Leibniz 2: Symbols of Synthesis in Intuitions
|Fred Williams not titled [Lysterfield landscape] 1966-1967|
While testing the hypothesis I establish with a high degree of probability that impersonality was intuited at its origin by governance actors who had not necessarily followed a scientific process of explaining or defining the concept. Is this possible? Wittgenstein thought it was, through repeated encounters with a tacit rule. Leibniz’s method of hypothesising does not exclude the possibility that these actors can have conceptualised impersonality symbolically, as a discovery. To me it looks like a simple deduction.

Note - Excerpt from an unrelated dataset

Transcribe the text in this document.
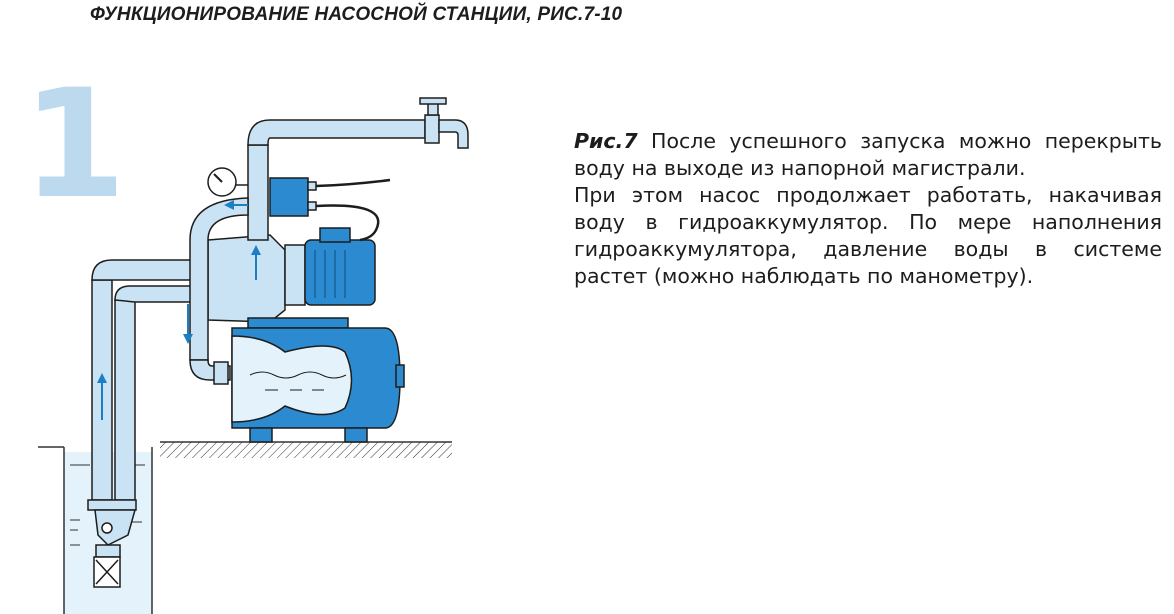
ФУНКЦИОНИРОВАНИЕ НАСОСНОЙ СТАНЦИИ, РИС.7-10
1	Рис.7 После успешного запуска можно перекрыть воду на выходе из напорной магистрали.

При этом насос продолжает работать, накачивая воду в гидроаккумулятор. По мере наполнения гидроаккумулятора, давление воды в системе растет (можно наблюдать по манометру).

Leibniz: “Since the individual concept of each person includes once and for all everything which can ever happen to him, one sees in it a priori proofs or reasons for the truths of each event and why one has happened rather than another … And we are now maintaining that everything that happens to some person is already contained virtually in his nature or concept, just as the properties of the circle are contained in its definition. Thus the difficulty still subsists. To answer it squarely, I say that there are two kinds of connection or sequence. One is absolutely necessary, for its contrary implies a contradiction, and this deductive connection occurs in eternal truths like those of geometry. The other is necessary only ex hypothesi, and by accident, so to speak, and this connection is contingent in itself when its contrary implies no contradiction.”
Leibniz: “It is most desirable to demonstrate truths which are relatively simple, but which the prejudiced opinions of men keep them from admitting, by means of simpler ones.”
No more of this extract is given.